For people who pay an average of $25 a month for contraception, the government said free coverage could save them $10,000 over their lifetime.

Starting in July, people with disabilities or on income assistance will get $125 a month more to pay for shelter, something advocates had seeking to support vulnerable people as costs soar. That will bring the shelter rate to $500 a month, which will cost the government $147 million this year.

Right now a single person on income assistance receives a total of $935 a month and people with disabilities receive $1,358 a month, so these will rise to reflect the added shelter amount.

The government will also spend $88 million this year to boost financial support for care providers such as foster families and $59 million to expand school food programs.

The budget earmarks an additional $2.3 billion this year to prop up B.C.’s flagging health-care system, which has left many people without a family doctor and led to overcrowded emergency rooms and burned out health care staff. The $6 billion over 10 years in additional health-care cash promised by the federal government is not included in the budget.

The government’s plan for recruiting new health care staff and retaining existing staff, announced by Health Minister Adrian Dix in September, will cost $273 million this year. Another $400 million this year will pay for the previously announced compensation plan for family doctors and incentives to attract recent graduates into family medicine.

The government does not cover psychological services under the Medical Services Plan, something B.C. psychologists had been pushing for as a way to help people with mental health challenges before they show up at overstretched emergency rooms in crisis.

Bridgitte Anderson, CEO of the Greater Vancouver Board of Trade, gave the budget a C-, saying she was disappointed to see very scant measures to support small-business owners or tax incentives to spur economic growth. The Board of Trade and the B.C. Chamber of Commerce had been calling for the employer health tax threshold to be lifted to businesses with a payroll of $1.5 million or more. The tax, which currently applies to businesses with a payroll of at least $500,000 a year.
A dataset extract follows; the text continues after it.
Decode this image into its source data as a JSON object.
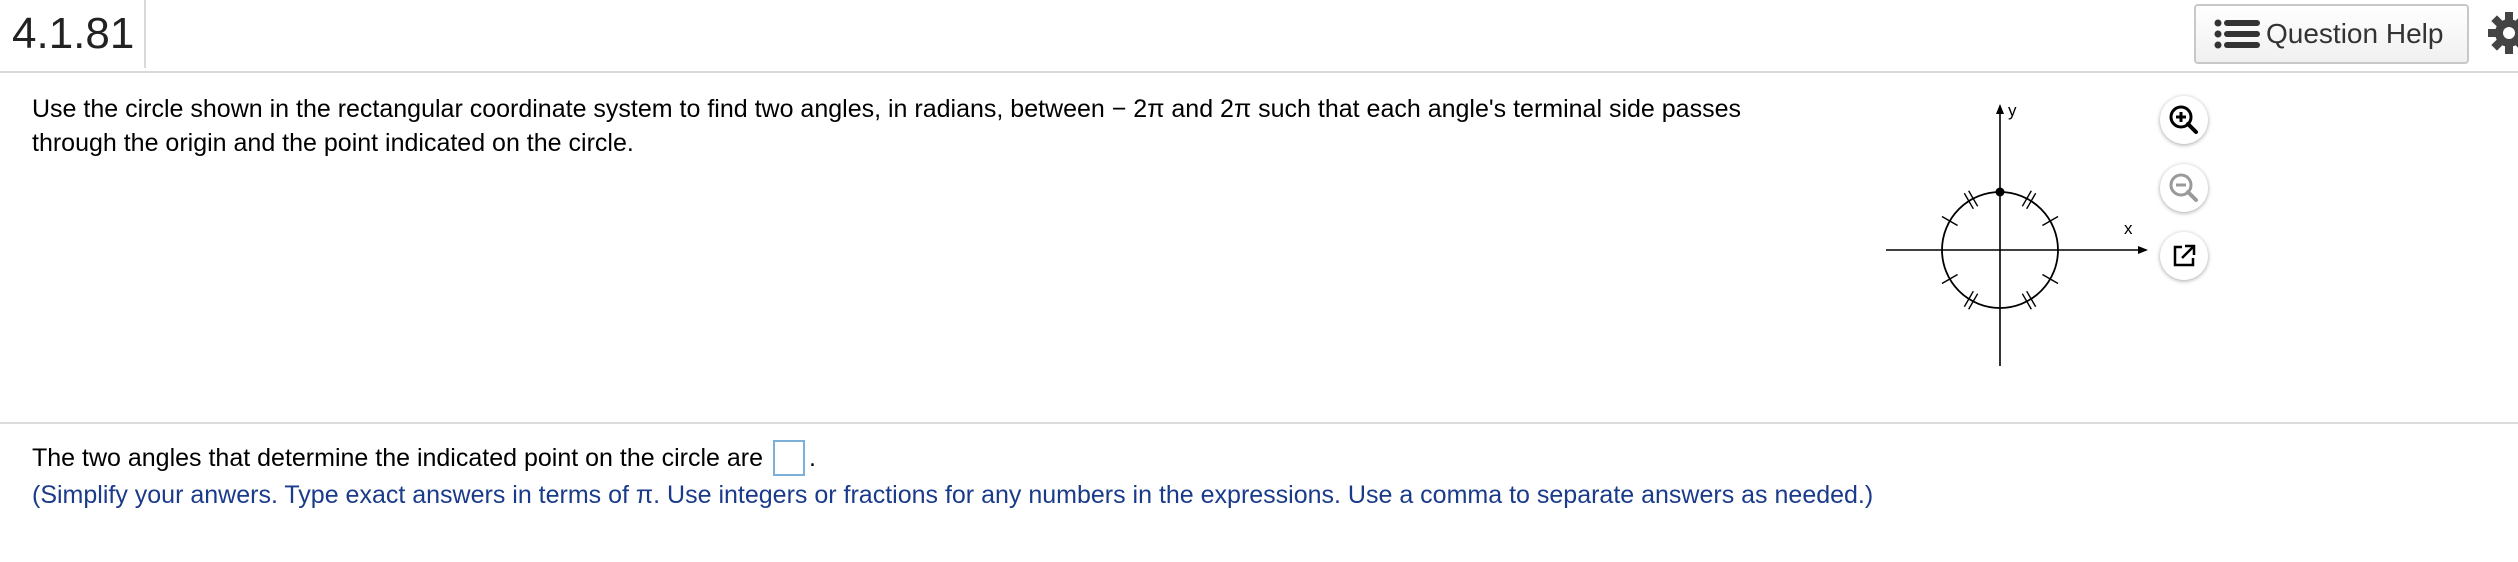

With an economic downturn on the horizon, the government is forecasting deficits over the coming years: The province’s books will be in the red by $3.8 billion in 2024-25 and $3 billion in 2025-26.

Ken Peacock, chief economist at the B.C. Business Council, said it would have been prudent to post a small deficit or a modest surplus given the economic challenges ahead. The current deficit is 1.1 per cent of GDP which “seems ill-advised.”

Alex Hemingway, an economist with the Canadian Centre for Policy Alternatives’ B.C. branch, disagreed, saying the government hit the right balance in making new spending in health care, housing and capital spending.

“Running a moderate deficit is far preferable to shortchanging really critical services and infrastructure investments that are badly needed,” he said.